Data Eng Weekly


Hadoop Weekly Issue #188

25 September 2016

Lots of releases this week—CouchDB, Accumulo, Kylin, Osso (a new OSS project from Rocana—but most notably Apache Kudu hit version 1.0. There's a bit less technical content and general news than usual, but that's to be expected. With Strata + Hadoop World taking place this week in NYC, get ready for tons of news in the next issue.

Technical

The Cloudera blog has a post on the recently released Apache Hadoop 3.0.0-alpha1. It describes several of the features of the release, including HDFS erasure coding, v.2 of the YARN Timeline Service, and the shell script rewrite.

http://blog.cloudera.com/blog/2016/09/getting-to-know-the-apache-hadoop-3-alpha/

MapR has posted a whiteboard walkthrough on how Apache Flink handles event time for stream processing. In addition to the video, there's a transcript of the presentation.

https://www.mapr.com/blog/event-time-apache-flink-stream-processing-whiteboard-walkthrough

This post is a great walkthrough of Apache Drill. It covers a bunch of topics, including: quoting reserved keywords, interpreting/fixing json parse errors, use of subqueries, conveniences for querying csv, a basic overview of Drill's web interface, plugin configuration, querying a rdbms, and analyzing a query plan.

https://www.mapr.com/blog/how-guide-getting-started-apache-drill

Cloudera has published a post comparing Apache Impala and Amazon Redshift. There's an overview of key differences, but the main focus is a performance and cost comparison. As always, these results shouldn't be viewed as necessarily representative (each dataset is different). With that said, using a TPC-DS derived workload, they show that Impala can often beat Redshift in cost and performance.

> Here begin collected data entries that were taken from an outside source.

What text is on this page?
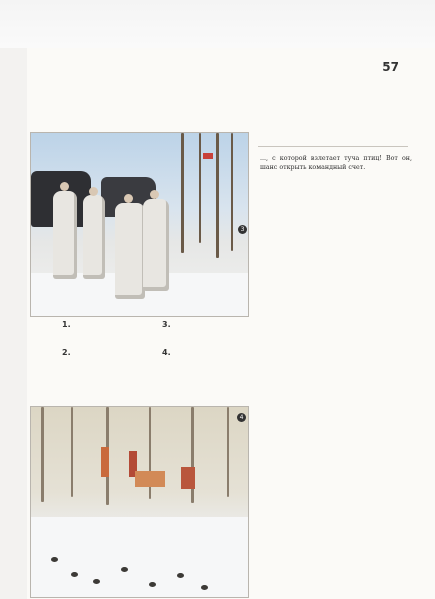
57
3
4
1.
2.
3.
4.

..., с которой взлетает туча птиц! Вот он, шанс открыть командный счет.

http://blog.cloudera.com/blog/2016/09/apache-impala-incubating-vs-amazon-redshift-s3-integration-elasticity-agility-and-cost-performance-benefits-on-aws/

The StreamSets blog has a post arguing that Apache Kudu's support for efficient real-time access and atomic updates provides an alternative to the lambda architecture.

https://streamsets.com/blog/post-lambda-world-apache-kudu/

This post describes some of the challenges of moving a data science research project into a production data pipeline. The author argues that it's important for developers and data scientists to work together to integrate quickly.

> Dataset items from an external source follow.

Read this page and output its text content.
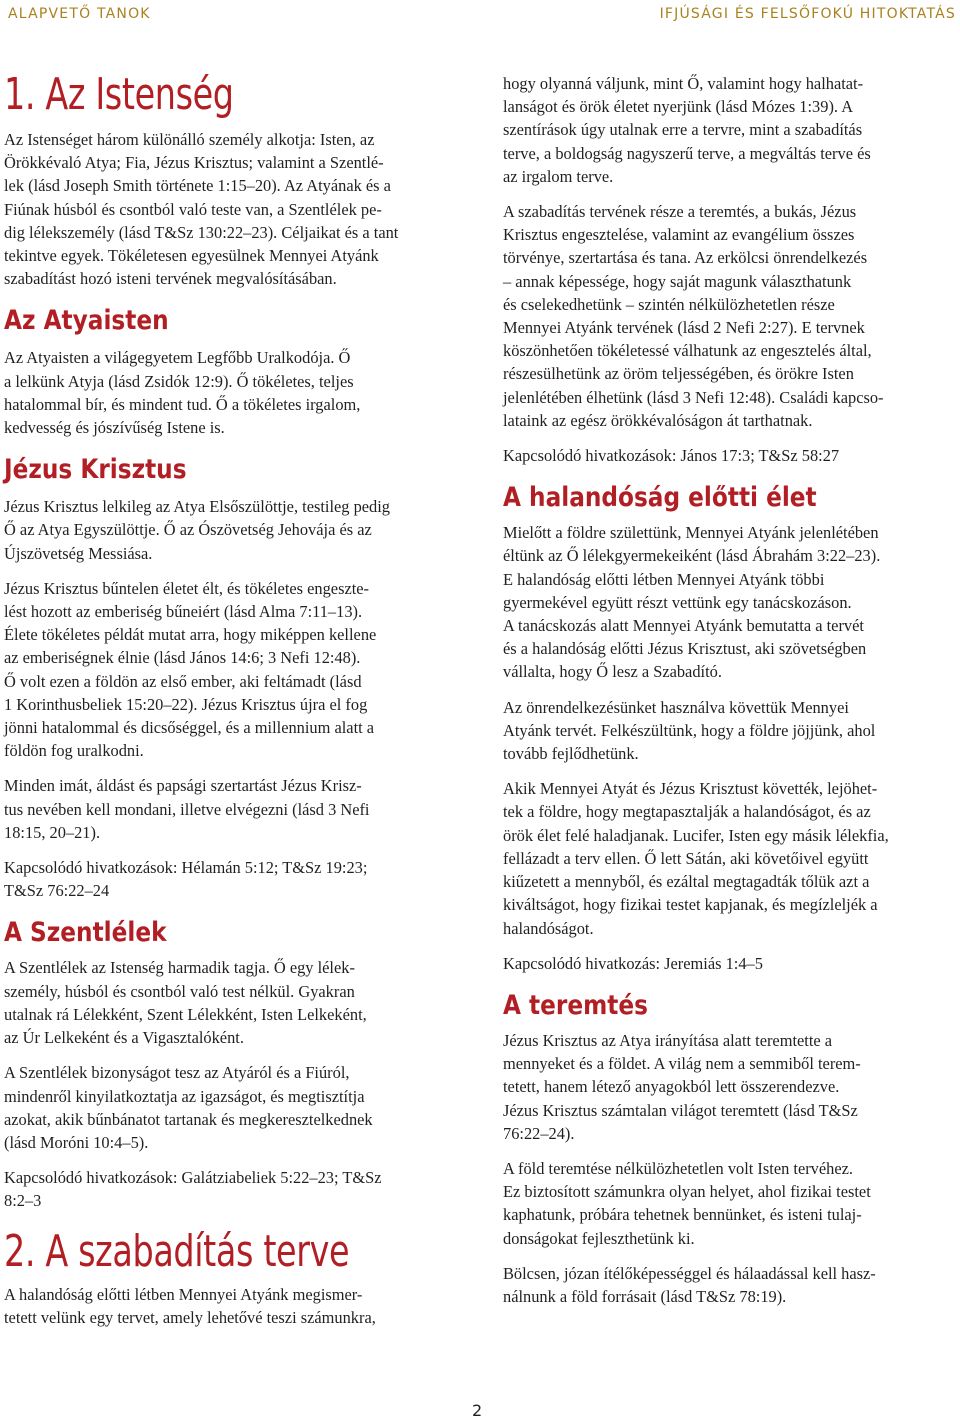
ALAPVETŐ TANOK	IFJÚSÁGI ÉS FELSŐFOKÚ HITOKTATÁS
1. Az Istenség

Az Istenséget három különálló személy alkotja: Isten, az
Örökkévaló Atya; Fia, Jézus Krisztus; valamint a Szentlé-
lek (lásd Joseph Smith története 1:15–20). Az Atyának és a
Fiúnak húsból és csontból való teste van, a Szentlélek pe-
dig lélekszemély (lásd T&Sz 130:22–23). Céljaikat és a tant
tekintve egyek. Tökéletesen egyesülnek Mennyei Atyánk
szabadítást hozó isteni tervének megvalósításában.

Az Atyaisten

Az Atyaisten a világegyetem Legfőbb Uralkodója. Ő
a lelkünk Atyja (lásd Zsidók 12:9). Ő tökéletes, teljes
hatalommal bír, és mindent tud. Ő a tökéletes irgalom,
kedvesség és jószívűség Istene is.

Jézus Krisztus

Jézus Krisztus lelkileg az Atya Elsőszülöttje, testileg pedig
Ő az Atya Egyszülöttje. Ő az Ószövetség Jehovája és az
Újszövetség Messiása.

Jézus Krisztus bűntelen életet élt, és tökéletes engeszte-
lést hozott az emberiség bűneiért (lásd Alma 7:11–13).
Élete tökéletes példát mutat arra, hogy miképpen kellene
az emberiségnek élnie (lásd János 14:6; 3 Nefi 12:48).
Ő volt ezen a földön az első ember, aki feltámadt (lásd
1 Korinthusbeliek 15:20–22). Jézus Krisztus újra el fog
jönni hatalommal és dicsőséggel, és a millennium alatt a
földön fog uralkodni.

Minden imát, áldást és papsági szertartást Jézus Krisz-
tus nevében kell mondani, illetve elvégezni (lásd 3 Nefi
18:15, 20–21).

Kapcsolódó hivatkozások: Hélamán 5:12; T&Sz 19:23;
T&Sz 76:22–24

A Szentlélek

A Szentlélek az Istenség harmadik tagja. Ő egy lélek-
személy, húsból és csontból való test nélkül. Gyakran
utalnak rá Lélekként, Szent Lélekként, Isten Lelkeként,
az Úr Lelkeként és a Vigasztalóként.

A Szentlélek bizonyságot tesz az Atyáról és a Fiúról,
mindenről kinyilatkoztatja az igazságot, és megtisztítja
azokat, akik bűnbánatot tartanak és megkeresztelkednek
(lásd Moróni 10:4–5).

Kapcsolódó hivatkozások: Galátziabeliek 5:22–23; T&Sz
8:2–3

2. A szabadítás terve

A halandóság előtti létben Mennyei Atyánk megismer-
tetett velünk egy tervet, amely lehetővé teszi számunkra,

hogy olyanná váljunk, mint Ő, valamint hogy halhatat-
lanságot és örök életet nyerjünk (lásd Mózes 1:39). A
szentírások úgy utalnak erre a tervre, mint a szabadítás
terve, a boldogság nagyszerű terve, a megváltás terve és
az irgalom terve.

A szabadítás tervének része a teremtés, a bukás, Jézus
Krisztus engesztelése, valamint az evangélium összes
törvénye, szertartása és tana. Az erkölcsi önrendelkezés
– annak képessége, hogy saját magunk választhatunk
és cselekedhetünk – szintén nélkülözhetetlen része
Mennyei Atyánk tervének (lásd 2 Nefi 2:27). E tervnek
köszönhetően tökéletessé válhatunk az engesztelés által,
részesülhetünk az öröm teljességében, és örökre Isten
jelenlétében élhetünk (lásd 3 Nefi 12:48). Családi kapcso-
lataink az egész örökkévalóságon át tarthatnak.

Kapcsolódó hivatkozások: János 17:3; T&Sz 58:27

A halandóság előtti élet

Mielőtt a földre születtünk, Mennyei Atyánk jelenlétében
éltünk az Ő lélekgyermekeiként (lásd Ábrahám 3:22–23).
E halandóság előtti létben Mennyei Atyánk többi
gyermekével együtt részt vettünk egy tanácskozáson.
A tanácskozás alatt Mennyei Atyánk bemutatta a tervét
és a halandóság előtti Jézus Krisztust, aki szövetségben
vállalta, hogy Ő lesz a Szabadító.

Az önrendelkezésünket használva követtük Mennyei
Atyánk tervét. Felkészültünk, hogy a földre jöjjünk, ahol
tovább fejlődhetünk.

Akik Mennyei Atyát és Jézus Krisztust követték, lejöhet-
tek a földre, hogy megtapasztalják a halandóságot, és az
örök élet felé haladjanak. Lucifer, Isten egy másik lélekfia,
fellázadt a terv ellen. Ő lett Sátán, aki követőivel együtt
kiűzetett a mennyből, és ezáltal megtagadták tőlük azt a
kiváltságot, hogy fizikai testet kapjanak, és megízleljék a
halandóságot.

Kapcsolódó hivatkozás: Jeremiás 1:4–5

A teremtés

Jézus Krisztus az Atya irányítása alatt teremtette a
mennyeket és a földet. A világ nem a semmiből terem-
tetett, hanem létező anyagokból lett összerendezve.
Jézus Krisztus számtalan világot teremtett (lásd T&Sz
76:22–24).

A föld teremtése nélkülözhetetlen volt Isten tervéhez.
Ez biztosított számunkra olyan helyet, ahol fizikai testet
kaphatunk, próbára tehetnek bennünket, és isteni tulaj-
donságokat fejleszthetünk ki.

Bölcsen, józan ítélőképességgel és hálaadással kell hasz-
nálnunk a föld forrásait (lásd T&Sz 78:19).

2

https://www.oreilly.com/ideas/what-is-hardcore-data-science-in-practice

News

IBM Power systems are getting support for Apache Hadoop through an IBM partnership with Hortonworks.

http://www.prnewswire.com/news-releases/hortonworks-ibm-collaborate-to-offer-open-source-distribution-on-power-systems-300330299.html

dataArtisans have announced the dA Platform, which is a distribution of Apache Flink with enterprise support.

http://data-artisans.com/announcing-the-da-platform-our-distribution-of-apache-flink/

Oracle and Qubole announced a partnership to bring the Qubole big data as a service offering to the Oracle Cloud Platform.

https://www.qubole.com/blog/qubole-and-oracle/

Omid is a transaction manager for Apache HBase that was recently accepted into the Apache Incubator after a proposal from Yahoo. It both provides snapshot isolation guarantees and can be used in high performance environments (supporting over 100k transactions/second).

http://yahoohadoop.tumblr.com/post/150821732246/omids-first-step-in-the-apache-community

Releases

Rocana has open sourced Osso, which is a new semi-structured event format. Built on Avro, the standard is meant to be easy, intuitive, efficient, and complementary to existing solutions.

http://www.osso-project.org/

The Google Cloud Platform blog has highlighted three integrations related to Kafka. The Google Cloud Pub/Sub connectors offer a mechanism for moving data between pub/sub and Kafka, the KafkaIO connector for Apache Beam allows Beam systems to consume from Kafka, and the Kafka to BigQuery connector can be used to mirror data to BigQuery.

https://cloud.google.com/blog/big-data/2016/09/apache-kafka-for-gcp-users-connectors-for-pubsub-dataflow-and-bigquery

Version 2.0 of Apache CouchDB was released this week. Highlights of the release include new clustering, a new querying language, and a rewritten admin interface.

https://blogs.apache.org/foundation/entry/the_apache_software_foundation_announces99

Apache Kudu announced version 1.0 this week. The release includes support for HA Kudu Master, a rewritten Apache Spark integration, an official client library for Python, and more. To mark the occasion, the Cloudera blog has an overview of the history of the project and a look at its future.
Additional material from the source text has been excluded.